La voz que surge del teatrino es una voz chillona que lastima. No se sabe si es la voz de un títere en caricatura de sí mismo, el grito de angustia de su animador ante la crisis del oficio o la desesperada lamentación de un objeto sometido a la tortura de representar una rutina vieja, desgastada.
Hace muchos años, el títere compartió con el bufón el privilegio y la condena de ser los portadores de la verdad irresponsable e instituir su derecho a la palabra loca. Así, pudo decir lo que nadie se atrevía, hablar lo que se callaba, exponer lo que se quería ocultar. Se convirtió en versión mejorada del esclavo que susurraba al césar en su oído memento mori y como él, sólo que abierta y descaradamente, pudo reírse a carcajadas.
No escapó siempre del castigo.

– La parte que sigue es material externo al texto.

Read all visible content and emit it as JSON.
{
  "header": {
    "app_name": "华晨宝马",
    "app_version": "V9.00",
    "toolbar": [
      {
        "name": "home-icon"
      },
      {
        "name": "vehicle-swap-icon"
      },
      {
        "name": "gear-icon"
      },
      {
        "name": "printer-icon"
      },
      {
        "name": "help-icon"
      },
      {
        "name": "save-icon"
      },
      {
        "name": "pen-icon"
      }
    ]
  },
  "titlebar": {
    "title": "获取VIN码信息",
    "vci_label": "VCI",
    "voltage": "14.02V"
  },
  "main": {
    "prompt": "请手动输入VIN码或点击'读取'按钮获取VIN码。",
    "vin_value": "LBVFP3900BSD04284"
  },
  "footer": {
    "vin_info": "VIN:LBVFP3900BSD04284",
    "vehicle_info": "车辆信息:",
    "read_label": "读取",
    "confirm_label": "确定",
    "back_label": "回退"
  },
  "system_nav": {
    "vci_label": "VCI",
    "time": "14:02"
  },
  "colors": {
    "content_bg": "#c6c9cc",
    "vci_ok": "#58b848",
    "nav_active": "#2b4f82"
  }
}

Fue perseguido, juzgado, eliminado. Pero el gusto y el placer de hacer lo que le viniera en gana y burlarse de ello valieron la pena.
Hoy, esa risa, las burlas, las verdades, sus palabras locas, ya no se escuchan en las plazas.  Cada vez más a menudo ya ni siquiera se escuchan en ninguna parte. La sociedad disciplinaria y la del espectáculo y los media han acabado por engullir su rebeldía y locura regurgitando apenas una voz que chilla mientras agoniza.
¿Dónde buscar sus voces, su música, su canto y sus sonidos?
Ahora que la oferta es tan amplia e inabarcable; en medio de la estandarización más terrible, cuando las voces de Shakira, Beyoncé, Thalía, Britney Spears, son intercambiables como mercancía en oferta; en una época en que nadie sabe a quién oye ni le importa y todo se parece, suena igual y sirve para transitar por un mundo que nadie entiende ni quiere entender y aturdirse y deambular alucinado y ajeno a todos, a todo, y a sí mismo sobre todo…
¿Qué es una voz humana en este desconcierto universal?
¿Para qué la música? ¿Qué importan los sonidos?
Es curioso que, precisamente ahora, cuando disponemos de cientos de investigaciones acerca del sonido y de la voz; de miles de millones de piezas musicales; de miles de posibilidades de crear o recrear sonidos; justo en este momento, los espectáculos se orienten cada vez más hacia la profilaxis estética y emocional o a la vulgaridad y obscenidad extremas, pero muy pocas veces hacia la poesía, la emoción profunda, la imaginación provocadora, el delirio o la sana locura.
Es curioso que, pudiendo crear mundos enteros, nos limitemos a recrear parcelas que rocen la inmundicie.
Tal vez sea el zeitgeist de este tiempo. Pero quizá es simplemente la mortal inercia de la comodidad y el usufructo.
El universo que habitamos es sonoro. Todo vibra, suena, se escucha. Hay música compuesta en base a los sonidos producidos por los choques de protones, hadrones y toda la amplia gama de partículas que investiga el LHC del CERN en Suiza.
Están las voces magníficas de  Bobby McFerrin y Diamanda Galás para conducirnos al cielo o al infierno en sus conciertos. Lo que hace Galás en sus performances nos muestra TODO lo que pueden hacer la voz humana y su tecnología.
Desde Apocalypse Now, el diseño sonoro ha ganado un puesto esencial en la producción de películas, en la danza y el teatro.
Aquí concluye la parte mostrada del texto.